Der 22. – virtuelle! – Augustinus-Studientag nähert sich dieser breitgefächerten Thematik schlaglichtartig in Vorträgen ausgewählter Expertinnen und Experten an und lädt zum Austausch ein.
N.B.: Angemeldete Teilnehmer erhalten rechtzeitig vor der Veranstaltung einen Teilnahme-Link. Online-Anmeldeformular siehe unten.
PROGRAMM
10.00-10.15 Uhr
Christian Tornau (ZAF)
Eröffnung, Begrüßung, Einführung
10.15-11.15 Uhr
Charlotte Köckert (Erlangen)
Die Welt als Kosmos, oder: Wie wirkt der transzendente Gott in die Immanenz? Augustins Auslegung von Gen 1–2
Die Frage, wie der transzendente und unwandelbare Gott als Ursache der körperlichen und Veränderungen unterworfenen Welt gedacht werden kann, ist eine klassische Frage antiker Philosophie. Auf sie suchten auch christliche Denker wie Augustinus eine Antwort. Für seine Argumentation stellen Gen 1,1–5 und 2,4–6 Schlüsselverse innerhalb des biblischen Schöpfungsberichtes dar. In ihrer Auslegung verfolgt er unter anderem zwei Ziele: plausibel zu machen, dass Gott unbewegt und ohne Zeit unterworfen zu sein in der Welt wirkt; die Rationalität der Schöpfung in Gott selbst zu verankern und die grundsätzliche Erkennbarkeit der Schöpfungsordnung abzusichern. Dabei spielt seine Lehre von den rationes causales eine zentrale Rolle. Seine Auslegung steht einerseits in der Tradition griechischer Hexaemeron-Auslegungen (vor allem Philon; Origenes), andererseits unterscheidet sie sich signifikant von ihnen. Mein Beitrag stellt Augustins Auslegung vor dem Hintergrund der älteren Traditionen dar und erläutert seine Lehre von den rationes causales mit dem Ziel, seine Antwort auf die eingangs genannte Frage zu profilieren.
PAUSE
11.45-12.45 Uhr
Benjamin Gleede (Tübingen)
Wissenschaft und Biblizismus. Augustin, Ambrosius und Basilius vor der Frage nach der Gestalt der Erde im Alten Testament
Obgleich die Kugelgestalt der Erde seit hellenistischer Zeit als wissenschaftlich erwiesenes Faktum gilt, häufen in der christlichen Theologie seit dem späten vierten Jahrhundert Stimmen, die diese in Abrede stellen bzw. als unbiblisch erklären wollen. In der Auslegung der biblischen Urgeschichte zeitigt diese Kritik bei Basilius, Ambrosius und Augustinus ein in mancher Hinsicht analoges, in anderer Hinsicht aber auch sehr unterschiedliches Echo. Diese Unterschiede sollen in der Präsentation genauer analysiert und auf mögliche Ursachen im Umfeld der Autoren hin befragt werden.
PAUSE
14.15-15.15 Uhr
Johannes Brachtendorf (Tübingen)
Augustinus über die kosmologische Zeit
15.15-16.15 Uhr
Friedemann Drews (Hamburg)
Augustins Zeittheorie als hermeneutischer Schlüssel für die Confessiones und ihre systematischen Grundlagen
In meinem Vortrag versuche ich, Augustins Zeittheorie aus sich selbst heraus zu verstehen. Moderne Kategorien wie die Dichotomie subjektiv-objektiv oder Kants Transzendentalphilosophie können nicht mit Recht auf Confessiones 11 angewendet werden, insofern läuft z.B. die Kritik von Kurt Flasch ins Leere.
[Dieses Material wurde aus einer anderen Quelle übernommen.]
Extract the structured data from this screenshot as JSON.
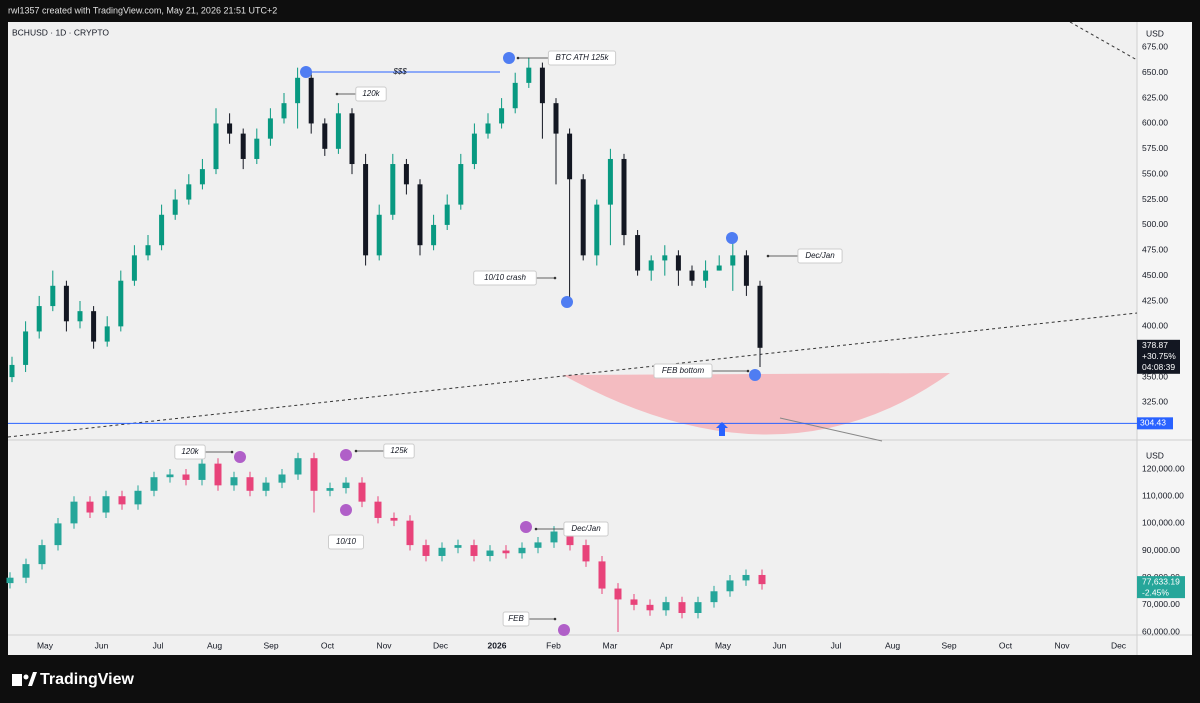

Vielmehr ist Augustins Zeittheorie ein in sich kohärenter Versuch, die Phänomene von innerer und äußerer Zeit genau zu bestimmen: Physikalische Zeit tendiert zum Nicht-Sein, seelische Zeit dagegen nicht, beide stehen in Bezug zueinander. Für die Interpretation der Confessiones insgesamt bildet die Zeittheorie aus Buch 11 den entscheidenden hermeneutischen Schlüssel.
PAUSE
16.45-17.45 Uhr
Karl Mannheim (Würzburg)
Naturwissenschaftliche Kosmologie: Beobachten und Verstehen
Der Vortrag behandelt die moderne Kosmologie und stellt – soweit möglich und angemessen – Bezüge zu Augustins De Genesi ad litteram her.